Is My Child Ready for Kindergarten?

Is My Child Ready for Kindergarten?

It’s quite common to wonder whether or not your child is ready for kindergarten. There are a lot of factors involved, and it’s not always easy to know what the best choice for your child’s well-being is.

Common Reasons for Waiting to Begin Kindergarten

Many parents choose to hold their kids back from kindergarten, for a number of reasons. One of the most common reasons is simply that their child has a late birthday, and the parents must choose whether their child will be the youngest in the class or the oldest. Similarly, the child may have been a premature infant, and is actually younger, physically, than her age suggests.

Parents commonly wait to enroll their child in kindergarten if the child has a developmental delay of some sort, or if he or she struggles with behavior problems. The child may have problems related to their speech and language development, or a physical disability. Any of these might be a good reason to wait before having your child start kindergarten, but you should do your research before making a final decision.

Before You Decide…

This is an important decision, one you don’t want to make too hastily. Before you decide one way or the other, you should meet with your child’s current teacher (his or her preschool teacher), and ask some questions:

How is your child doing when compared with his peers? Is he struggling in only one certain area, or is he falling behind across the board? If he is falling behind, what interventions has the teacher tried, and how well did they work? Can your child attend a summer program to catch up? If your child does stay behind, what will the teacher do to help him improve? Does the teacher suspect a learning disability of some sort, and should your child be referred for testing?

Additionally, you should also talk to your child’s potential kindergarten teacher. Ask what the teacher will do to help students who are falling behind, and what resources are available to support your child’s development.

How to Tell that Your Child is Ready for Kindergarten

Again, this issue of deciding whether your child is ready for kindergarten is influenced by a huge number of variables, and there is no one right answer for everyone. However, children who thrive in kindergarten tend to share some common traits, which you can watch for in your child. If your child displays some or most of these traits, chances are he’ll do just fine in kindergarten.

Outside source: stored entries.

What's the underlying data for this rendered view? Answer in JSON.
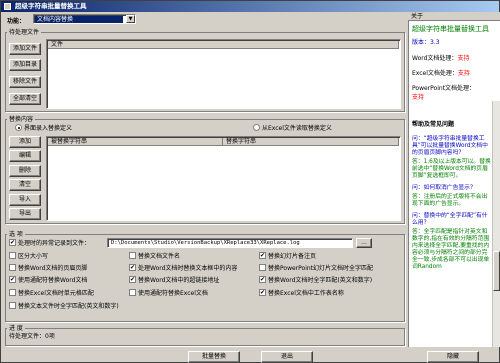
{
  "window": {
    "title": "超级字符串批量替换工具"
  },
  "function": {
    "label": "功能：",
    "value": "文档内容替换"
  },
  "files": {
    "group_label": "待处理文件",
    "column": "文件",
    "buttons": [
      "添加文件",
      "添加目录",
      "移除文件",
      "全部清空"
    ]
  },
  "replace": {
    "group_label": "替换内容",
    "radio_interface": "界面录入替换定义",
    "radio_excel": "从Excel文件读取替换定义",
    "col_find": "被替换字符串",
    "col_replace": "替换字符串",
    "buttons": [
      "添加",
      "编辑",
      "删除",
      "清空",
      "导入",
      "导出"
    ]
  },
  "options": {
    "group_label": "选 项",
    "log_label": "处理时的异常记录到文件：",
    "log_path": "D:\\Documents\\Studio\\VersionBackup\\XReplace33\\XReplace.log",
    "browse": "...",
    "checks": [
      {
        "label": "区分大小写",
        "checked": false
      },
      {
        "label": "替换文档文件名",
        "checked": false
      },
      {
        "label": "替换幻灯片备注页",
        "checked": true
      },
      {
        "label": "替换Word文档的页眉页脚",
        "checked": false
      },
      {
        "label": "处理Word文档时替换文本框中的内容",
        "checked": true
      },
      {
        "label": "替换PowerPoint幻灯片文档时全字匹配",
        "checked": false
      },
      {
        "label": "使用通配符替换Word文档",
        "checked": true
      },
      {
        "label": "替换Word文档中的超链接地址",
        "checked": true
      },
      {
        "label": "替换Word文档时全字匹配(英文和数字)",
        "checked": true
      },
      {
        "label": "替换Excel文档时单元格匹配",
        "checked": false
      },
      {
        "label": "使用通配符替换Excel文档",
        "checked": false
      },
      {
        "label": "替换Excel文档中工作表名称",
        "checked": true
      },
      {
        "label": "替换文本文件时全字匹配(英文和数字)",
        "checked": false
      }
    ]
  },
  "progress": {
    "group_label": "进 度",
    "status": "待处理文件：0项"
  },
  "actions": {
    "run": "批量替换",
    "exit": "退出",
    "hide": "隐藏"
  },
  "about": {
    "header": "关于",
    "title": "超级字符串批量替换工具",
    "version": "版本：3.3",
    "word": "Word文档处理：",
    "word_status": "支持",
    "excel": "Excel文档处理：",
    "excel_status": "支持",
    "ppt": "PowerPoint文档处理：",
    "ppt_status": "支持"
  },
  "faq": {
    "title": "帮助及常见问题",
    "q1": "问：“超级字符串批量替换工具”可以批量替换Word文档中的页眉页脚内容吗？",
    "a1": "答：1.6及以上版本可以。替换前选中“替换Word文档的页眉页脚”复选框即可。",
    "q2": "问：如何取消广告显示？",
    "a2": "答：注册后的正式版将不会出现下面的广告显示。",
    "q3": "问：替换中的“全字匹配”有什么用？",
    "a3": "答：全字匹配是指针对英文和数字的,指在有效的分隔符范围内来选择全字匹配,要重找的内容必须与分隔符之间的部分完全一致,步成各部不可以出现单词Random"
  },
  "colors": {
    "title_start": "#0a246a",
    "accent": "#008000",
    "faq_link": "#0000c0",
    "status": "#ff0000"
  }
}
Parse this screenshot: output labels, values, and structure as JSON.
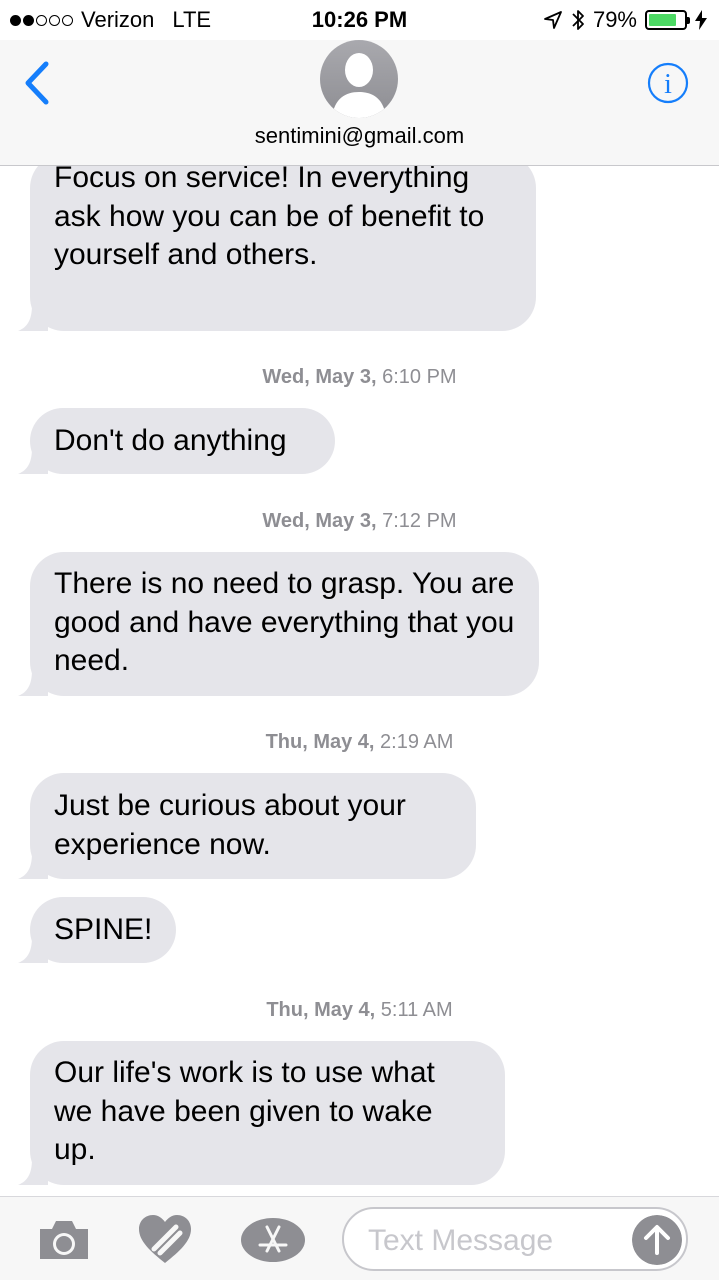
{
  "status_bar": {
    "carrier": "Verizon",
    "network": "LTE",
    "time": "10:26 PM",
    "battery_percent": "79%",
    "battery_level": 0.79,
    "signal_bars_filled": 2,
    "signal_bars_total": 5
  },
  "header": {
    "contact": "sentimini@gmail.com"
  },
  "messages": [
    {
      "type": "bubble",
      "text": "Focus on service!  In everything ask how you can be of benefit to yourself and others."
    },
    {
      "type": "timestamp",
      "day": "Wed, May 3,",
      "time": "6:10 PM"
    },
    {
      "type": "bubble",
      "text": "Don't do anything"
    },
    {
      "type": "timestamp",
      "day": "Wed, May 3,",
      "time": "7:12 PM"
    },
    {
      "type": "bubble",
      "text": "There is no need to grasp.  You are good and have everything that you need."
    },
    {
      "type": "timestamp",
      "day": "Thu, May 4,",
      "time": "2:19 AM"
    },
    {
      "type": "bubble",
      "text": "Just be curious about your experience now."
    },
    {
      "type": "bubble",
      "text": "SPINE!"
    },
    {
      "type": "timestamp",
      "day": "Thu, May 4,",
      "time": "5:11 AM"
    },
    {
      "type": "bubble",
      "text": "Our life's work is to use what we have been given to wake up."
    }
  ],
  "input": {
    "placeholder": "Text Message"
  },
  "icons": {
    "back": "chevron-left-icon",
    "info": "info-icon",
    "camera": "camera-icon",
    "digital_touch": "heart-hands-icon",
    "apps": "app-store-icon",
    "send": "send-arrow-icon"
  },
  "colors": {
    "accent": "#157efb",
    "bubble": "#e5e5ea",
    "timestamp": "#8e8e93",
    "battery": "#4cd964"
  }
}
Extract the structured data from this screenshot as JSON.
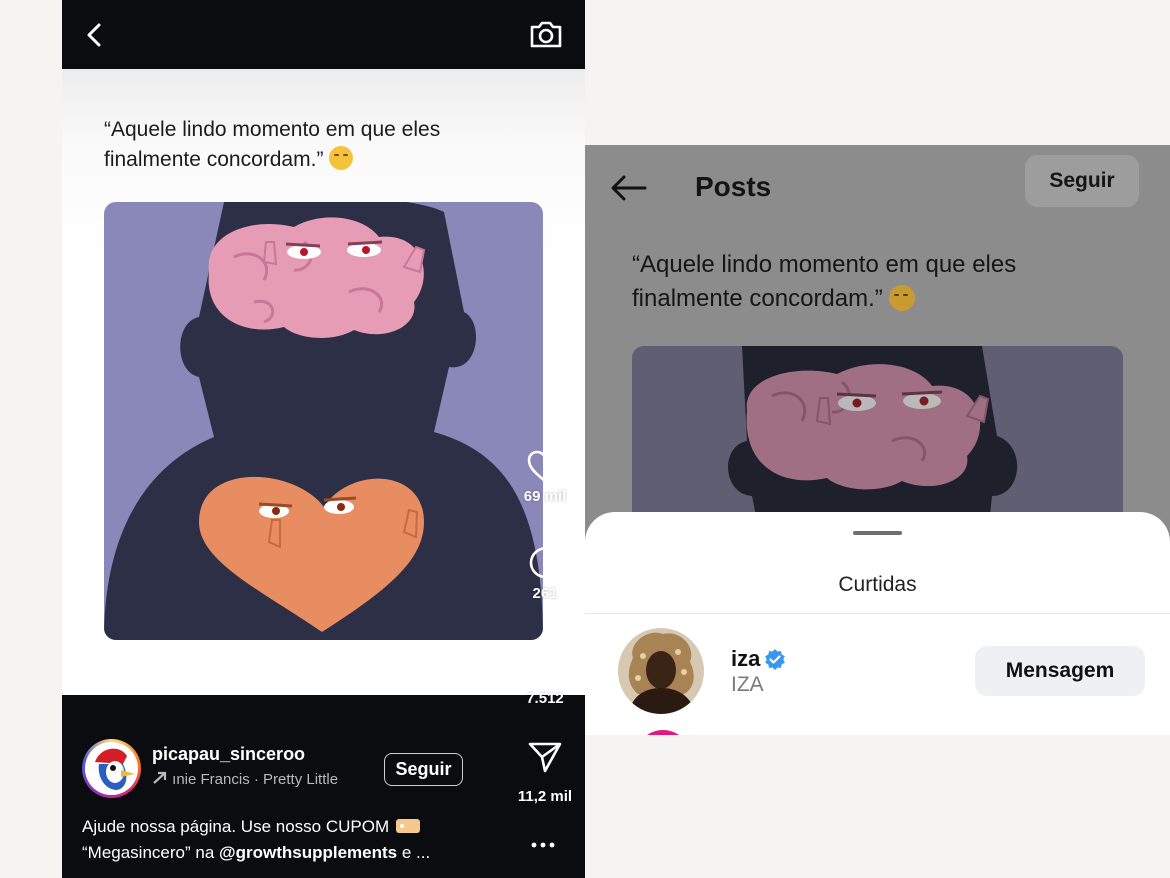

Children who are ready for kindergarten are:

◾Making measurable progress in preschool
◾Developmentally on target, when compared to their peers
◾Able to adapt to difficult tasks
◾Able to use the bathroom, wash their hands, and dress themselves independently (or with little assistance)
◾Able to use scissors correctly, and can cut out simple shapes and figures
◾Able to listen and attend for as long as twenty minutes
◾Able to speak in short sentences (which include a verb and a noun)
◾Able to follow simple directions
◾Able to understand common household words
◾Able to understand and follow stories
◾Able to draw common items and objects, and can trace at a simple, beginner level
◾Able to follow routines

In Summary

In the end, only you can decide whether your child is ready for kindergarten or not. Even if you think your child is not ready yet to move on, make sure you speak with his teachers (both his current teacher and his kindergarten teacher) to discern what level he’s actually at, and whether he could succeed with some assistance. If waiting turns out to be the best choice, find out what additional help your child needs, and make sure he gets it. Holding your child back now, very early in his educational career, is typically much easier, emotionally, than holding him back further down the road.